Thursday, April 20, 2017

Climate Crisis Fast and Slow

A river doesn't run through it anymore
In all those radio and TV intros, among Superman's stated powers was the ability to "change the course of mighty rivers" which actually seems of a different order to the next one, "bends steel in his bare hands."

It wasn't Superman however that changed the course of a river in the Yukon of Canada.  It was the climate crisis.  But it did so with super speed.

Observers continue to express surprise at the speed with which glaciers are melting, sometimes right before their eyes.  A glacier melting produces a lot of water, and this time it was enough in the right place to actually change the flow of a river from north to south, from the Bering Sea to the Pacific Ocean.

It is, noted the NY Times story, " [a] process that would ordinarily take thousands of years — or more — happened in just a few months in 2016."

Such a change--which is likely to be permanent--is beyond what Superman usually saw:

"Changes in the flow of rivers can have enormous consequences for the landscape and ecosystems of the affected areas, as well as water supplies. When the shift abruptly reduced water levels in Kluane Lake, the Canadian Broadcasting Corporation reported, it left docks for lakeside vacation cabins — which can be reached only by water — high and dry.

The riverbed of the Slims River basin, now nearly dry, experienced frequent and extensive afternoon dust storms through the spring and summer of last year, the paper stated."

Physical changes, often permanent, directly caused by the effects of climate change, pop up increasingly around the world, though so far not in New York City or Washington where they might possibly be considered news.  Some, like failures in the permafrost that sinks Alaskan villages, or overflooding of small islands, make areas where people lived into areas where they don't.

Such physical impacts will continue, and are very likely to get bigger and more consequential.  There are similar effects in which climate crisis plays a part, as in the cycle of drought and drown that California is experiencing.  For us here on the North Coast, our route to the south on the only "major" highway (which in most parts of the country wouldn't really qualify as such)  is cut off completely by a rock slide onto 101, likely due to the effects of months of rain after years of drought.
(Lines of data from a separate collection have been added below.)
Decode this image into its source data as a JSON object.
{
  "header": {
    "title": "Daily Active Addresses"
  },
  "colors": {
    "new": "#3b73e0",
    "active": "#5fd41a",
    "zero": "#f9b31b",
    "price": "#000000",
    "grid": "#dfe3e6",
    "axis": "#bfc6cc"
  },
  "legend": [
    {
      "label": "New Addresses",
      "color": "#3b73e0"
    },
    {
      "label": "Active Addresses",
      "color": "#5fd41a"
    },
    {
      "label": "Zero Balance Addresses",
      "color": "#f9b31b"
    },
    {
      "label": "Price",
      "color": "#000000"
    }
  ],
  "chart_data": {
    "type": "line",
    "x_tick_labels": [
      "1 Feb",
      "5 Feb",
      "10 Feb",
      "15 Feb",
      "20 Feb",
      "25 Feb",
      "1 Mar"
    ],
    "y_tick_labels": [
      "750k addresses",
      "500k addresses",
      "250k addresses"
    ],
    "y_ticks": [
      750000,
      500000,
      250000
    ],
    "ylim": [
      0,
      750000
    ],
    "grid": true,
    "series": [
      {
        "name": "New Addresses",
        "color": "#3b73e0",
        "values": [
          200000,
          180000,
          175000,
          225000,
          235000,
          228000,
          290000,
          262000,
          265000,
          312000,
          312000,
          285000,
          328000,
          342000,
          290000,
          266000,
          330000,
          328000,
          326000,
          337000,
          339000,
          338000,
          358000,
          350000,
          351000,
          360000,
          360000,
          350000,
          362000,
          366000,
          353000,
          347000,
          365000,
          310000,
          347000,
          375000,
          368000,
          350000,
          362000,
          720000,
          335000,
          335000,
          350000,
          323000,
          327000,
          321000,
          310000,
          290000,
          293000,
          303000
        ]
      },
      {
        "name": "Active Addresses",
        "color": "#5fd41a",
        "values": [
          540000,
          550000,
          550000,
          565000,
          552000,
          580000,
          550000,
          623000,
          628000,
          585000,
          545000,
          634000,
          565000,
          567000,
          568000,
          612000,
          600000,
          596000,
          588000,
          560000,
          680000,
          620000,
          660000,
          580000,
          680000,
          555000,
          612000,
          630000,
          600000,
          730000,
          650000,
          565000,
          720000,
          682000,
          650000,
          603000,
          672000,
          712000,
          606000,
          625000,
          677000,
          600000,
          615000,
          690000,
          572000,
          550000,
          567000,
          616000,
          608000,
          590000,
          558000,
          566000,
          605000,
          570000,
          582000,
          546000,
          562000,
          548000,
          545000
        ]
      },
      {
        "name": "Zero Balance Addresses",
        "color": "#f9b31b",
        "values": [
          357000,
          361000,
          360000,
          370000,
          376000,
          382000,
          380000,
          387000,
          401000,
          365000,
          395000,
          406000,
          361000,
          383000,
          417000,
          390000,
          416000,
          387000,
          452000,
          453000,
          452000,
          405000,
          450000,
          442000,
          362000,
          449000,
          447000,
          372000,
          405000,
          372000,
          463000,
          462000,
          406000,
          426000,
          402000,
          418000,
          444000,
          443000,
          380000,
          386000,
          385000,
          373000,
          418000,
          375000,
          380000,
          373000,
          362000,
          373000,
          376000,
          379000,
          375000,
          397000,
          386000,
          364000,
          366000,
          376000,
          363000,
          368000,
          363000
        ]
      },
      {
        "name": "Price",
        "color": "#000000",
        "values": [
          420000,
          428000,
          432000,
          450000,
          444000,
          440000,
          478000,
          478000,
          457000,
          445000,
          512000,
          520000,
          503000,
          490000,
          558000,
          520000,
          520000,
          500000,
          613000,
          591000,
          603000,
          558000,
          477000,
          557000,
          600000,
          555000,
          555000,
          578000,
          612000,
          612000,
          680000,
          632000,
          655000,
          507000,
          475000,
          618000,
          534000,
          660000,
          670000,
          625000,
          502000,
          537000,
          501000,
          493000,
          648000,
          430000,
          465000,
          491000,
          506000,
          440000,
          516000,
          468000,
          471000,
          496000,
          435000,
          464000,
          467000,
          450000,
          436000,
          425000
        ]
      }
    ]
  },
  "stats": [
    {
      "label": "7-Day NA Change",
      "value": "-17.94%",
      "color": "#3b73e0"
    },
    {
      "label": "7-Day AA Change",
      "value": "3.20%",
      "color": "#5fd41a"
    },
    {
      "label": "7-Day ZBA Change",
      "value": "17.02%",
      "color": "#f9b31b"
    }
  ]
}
The climate crisis also has a hand in another poor year for salmon, leading to the virtual cancellation of the salmon fishing season.  Many fewer young salmon are attributable to a hotter Pacific as well as warmer rivers with less flow in the drought years.

All of this is the steady background, relatively slow though accelerating results of the climate crisis.  More sudden are the consequences of global heating-powered storms, floods, heat waves, changes in atmospheric temps and flows that send frigid air to unfamiliar places.  These "natural disasters" already cost more in lives and money than terrorism or anything else.

Then there are the changes in when the seasons start, as well as the generally higher temperatures, all of which inevitably change animal lifecycles (including disease-bearing insects) and migration patterns.  Major disease problems at some point are all but inevitable.

All of this is well known, and much too ignored.  Especially since what is required, and what will increasingly be required to deal with these effects, are systems and people with the training and equipment to confront each emergency as it arises.  In any given year, these could be many, and several could be simultaneous.

These resources need to be ready and in place before bad things happen.  These resources are almost always maintained by governments, especially the federal government.

So at a time when the country should be building up these resources, the current regime is dismantling them.  Getting rid of skilled people with experience, knowledge and historical memory is fast and easy to do, and may look good on somebody's bottom line this year.  These include EPA and NASA experts as well as emergency and public health people. But once gone, when they are needed over the inexorable years they cannot be conjured up with a tweet and a prayer.

If it's true that the regime is getting pressure from interesting sources not to bail out of the Paris agreement on climate change, and if speculation is correct that they won't bail out completely, that's good but not enough.

First of all, the momentum by the federal government that jump-started clean energy as well as other direct efforts to confront the causes of global warming is slowing and in some cases reversing.

But also, the ability to confront the effects of the climate crisis as they occur is being destroyed.  When we should be building up these resources, the regime is tearing them down, or more accurately, to vary the metaphor, tearing them out by the roots.